You are viewing a plain text version of this content. The canonical link for it is here.
Posted to issues@spark.apache.org by "Apache Spark (JIRA)" <ji...@apache.org> on 2015/08/24 21:08:46 UTC
[jira] [Assigned] (SPARK-10188) Pyspark CrossValidator with RMSE
selects incorrect model
[ https://issues.apache.org/jira/browse/SPARK-10188?page=com.atlassian.jira.plugin.system.issuetabpanels:all-tabpanel ]
Apache Spark reassigned SPARK-10188:
------------------------------------
Assignee: (was: Apache Spark)
> Pyspark CrossValidator with RMSE selects incorrect model
> --------------------------------------------------------
>
> Key: SPARK-10188
> URL: https://issues.apache.org/jira/browse/SPARK-10188
> Project: Spark
> Issue Type: Bug
> Components: PySpark
> Affects Versions: 1.5.0
> Reporter: Noel Smith
>
> Pyspark {{CrossValidator}} is giving incorrect results when selecting estimators using RMSE as an evaluation metric.
> In the example below, it should be selecting the {{LogisticRegression}} estimator with zero regularization as that gives the most accurate result, but instead it selects the one with the largest.
> Probably related to: SPARK-10097
> {code}
> from pyspark.ml.evaluation import RegressionEvaluator
> from pyspark.ml.regression import LinearRegression
> from pyspark.ml.tuning import ParamGridBuilder, CrossValidator, CrossValidatorModel
> from pyspark.ml.feature import Binarizer
> from pyspark.mllib.linalg import Vectors
> from pyspark.sql import SQLContext
> sqlContext = SQLContext(sc)
> # Label = 2 * feature
> train = sqlContext.createDataFrame([
> (Vectors.dense([10.0]), 20.0),
> (Vectors.dense([100.0]), 200.0),
> (Vectors.dense([1000.0]), 2000.0)] * 10,
> ["features", "label"])
> test = sqlContext.createDataFrame([
> (Vectors.dense([1000.0]),)],
> ["features"])
> # Expected prediction 2000.0
> print LinearRegression(regParam=0.0).fit(train).transform(test).collect() # Predicts 2000.0 (perfect)
> print LinearRegression(regParam=100.0).fit(train).transform(test).collect() # Predicts 1869.31
> print LinearRegression(regParam=1000000.0).fit(train).transform(test).collect() # 741.08 (worst)
> # Cross-validation
> lr = LinearRegression()
> rmse_eval = RegressionEvaluator()
> grid = (ParamGridBuilder()
> .addGrid( lr.regParam, [0.0, 100.0, 1000000.0] )
> .build())
> cv = CrossValidator(estimator=lr, estimatorParamMaps=grid, evaluator=rmse_eval)

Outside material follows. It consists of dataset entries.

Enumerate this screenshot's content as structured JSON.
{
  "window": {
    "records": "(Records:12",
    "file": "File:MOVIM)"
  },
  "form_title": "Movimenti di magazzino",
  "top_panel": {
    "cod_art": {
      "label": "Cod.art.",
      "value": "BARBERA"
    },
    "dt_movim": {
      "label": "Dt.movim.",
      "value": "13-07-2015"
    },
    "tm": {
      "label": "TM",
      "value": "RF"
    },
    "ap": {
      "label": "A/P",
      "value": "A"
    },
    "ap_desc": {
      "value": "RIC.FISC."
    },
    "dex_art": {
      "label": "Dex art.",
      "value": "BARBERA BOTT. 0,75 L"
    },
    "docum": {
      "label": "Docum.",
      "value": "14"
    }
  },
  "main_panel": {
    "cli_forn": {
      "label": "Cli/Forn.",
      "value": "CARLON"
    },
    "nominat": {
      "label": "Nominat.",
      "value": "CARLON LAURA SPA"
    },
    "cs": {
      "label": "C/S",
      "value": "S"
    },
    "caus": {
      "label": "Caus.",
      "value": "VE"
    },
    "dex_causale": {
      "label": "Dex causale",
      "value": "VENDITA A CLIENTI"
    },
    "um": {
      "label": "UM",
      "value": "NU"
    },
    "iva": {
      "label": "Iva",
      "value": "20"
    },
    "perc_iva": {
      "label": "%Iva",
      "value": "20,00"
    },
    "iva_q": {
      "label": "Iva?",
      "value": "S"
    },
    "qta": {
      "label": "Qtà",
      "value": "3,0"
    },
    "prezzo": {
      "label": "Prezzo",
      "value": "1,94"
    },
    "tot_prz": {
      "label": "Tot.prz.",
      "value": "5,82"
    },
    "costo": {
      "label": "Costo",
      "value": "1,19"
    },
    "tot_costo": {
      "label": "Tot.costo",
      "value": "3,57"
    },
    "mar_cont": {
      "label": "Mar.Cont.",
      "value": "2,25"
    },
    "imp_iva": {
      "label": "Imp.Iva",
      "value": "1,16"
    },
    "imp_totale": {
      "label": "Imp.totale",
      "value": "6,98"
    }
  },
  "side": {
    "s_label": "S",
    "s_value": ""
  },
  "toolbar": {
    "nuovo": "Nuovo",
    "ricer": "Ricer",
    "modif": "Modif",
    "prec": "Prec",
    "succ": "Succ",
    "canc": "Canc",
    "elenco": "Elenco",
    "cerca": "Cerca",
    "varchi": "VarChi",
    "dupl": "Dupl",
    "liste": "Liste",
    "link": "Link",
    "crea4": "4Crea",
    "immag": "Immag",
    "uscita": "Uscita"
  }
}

> cv_model = cv.fit(train)
> cv_model.bestModel.transform(test).collect() # Predicts 741.08 (i.e. worst model selected)
> {code}
> Once workaround for users would be to add a wrapper around the selected evaluator to invert the metric:
> {code}
> class InvertedEvaluator(Evaluator):
> def __init__(self, evaluator):
> super(Evaluator, self).__init__()
> self.evaluator = evaluator
>
> def _evaluate(self, dataset):
> return -self.evaluator.evaluate(dataset)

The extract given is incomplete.